И дальше молчит. Дую на рану, чтобы быстрее просохло. Смуглую кожу вокруг рваных краев стягивает мурашками. Это, понятное дело, естественная реакция на раздражитель, но я успеваю пофантазировать, будто подобное могло случиться исключительно на меня.
Ну, что я за дурочка?
Чтобы как-то тормознуть буйные мечты и увести мысли в другое русло, прочищаю горло и задаю новый вопрос:
— Тебе угрожает опасность?
— Нет.
— Мне?
— Нет.
Хмурясь, клею свежий пластырь.
— Тогда почему ты держишь меня взаперти? — недоумеваю.
— Так надо было.
— Было? — хватаюсь за прошедшее время.
Не могу погасить надежду.
— Сегодня сможешь выйти.
— О, Хоспади, хеарр Ханс Ланґе! — с восторгом взбиваю своим неидеальным хрипом воздух.
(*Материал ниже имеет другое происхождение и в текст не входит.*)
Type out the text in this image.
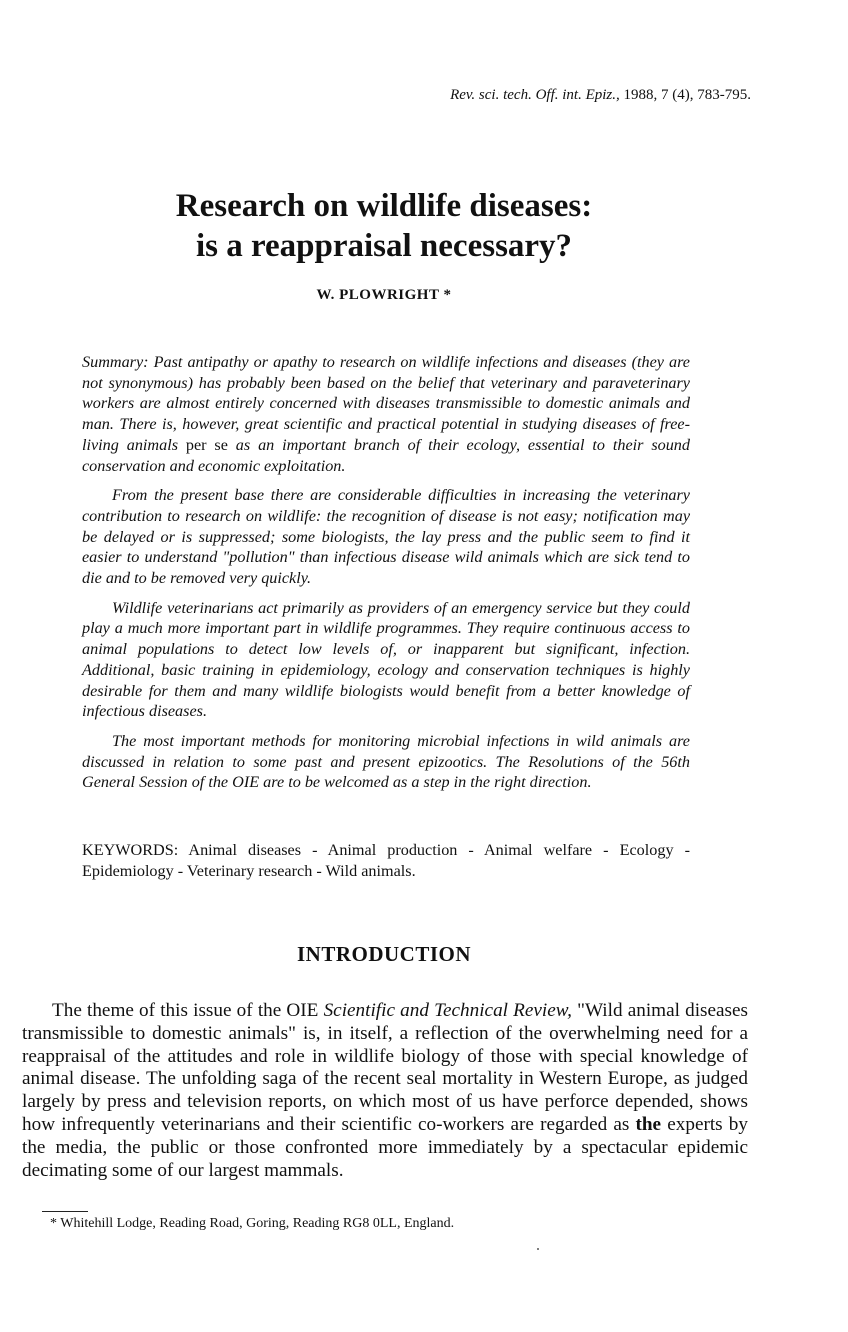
Rev. sci. tech. Off. int. Epiz., 1988, 7 (4), 783-795.
Research on wildlife diseases:
is a reappraisal necessary?
W. PLOWRIGHT *

Summary: Past antipathy or apathy to research on wildlife infections and diseases (they are not synonymous) has probably been based on the belief that veterinary and paraveterinary workers are almost entirely concerned with diseases transmissible to domestic animals and man. There is, however, great scientific and practical potential in studying diseases of free-living animals per se as an important branch of their ecology, essential to their sound conservation and economic exploitation.

From the present base there are considerable difficulties in increasing the veterinary contribution to research on wildlife: the recognition of disease is not easy; notification may be delayed or is suppressed; some biologists, the lay press and the public seem to find it easier to understand "pollution" than infectious disease wild animals which are sick tend to die and to be removed very quickly.

Wildlife veterinarians act primarily as providers of an emergency service but they could play a much more important part in wildlife programmes. They require continuous access to animal populations to detect low levels of, or inapparent but significant, infection. Additional, basic training in epidemiology, ecology and conservation techniques is highly desirable for them and many wildlife biologists would benefit from a better knowledge of infectious diseases.

The most important methods for monitoring microbial infections in wild animals are discussed in relation to some past and present epizootics. The Resolutions of the 56th General Session of the OIE are to be welcomed as a step in the right direction.

KEYWORDS: Animal diseases - Animal production - Animal welfare - Ecology - Epidemiology - Veterinary research - Wild animals.
INTRODUCTION

The theme of this issue of the OIE Scientific and Technical Review, "Wild animal diseases transmissible to domestic animals" is, in itself, a reflection of the overwhelming need for a reappraisal of the attitudes and role in wildlife biology of those with special knowledge of animal disease. The unfolding saga of the recent seal mortality in Western Europe, as judged largely by press and television reports, on which most of us have perforce depended, shows how infrequently veterinarians and their scientific co-workers are regarded as the experts by the media, the public or those confronted more immediately by a spectacular epidemic decimating some of our largest mammals.

* Whitehill Lodge, Reading Road, Goring, Reading RG8 0LL, England.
Тарский оборачивается. Смотрит холодно, мастерски понижая температуру моего тела. Салют, озноб. — То есть… Извини-извини, — язык от волнения путается. — Я хотела просто сказать…
— Только не думай, что это результат твоих требований, — сухо вбивает мне он.
— Поняла, — в тон ему лепечу достаточно сдержанно. — Спасибо, Гордей.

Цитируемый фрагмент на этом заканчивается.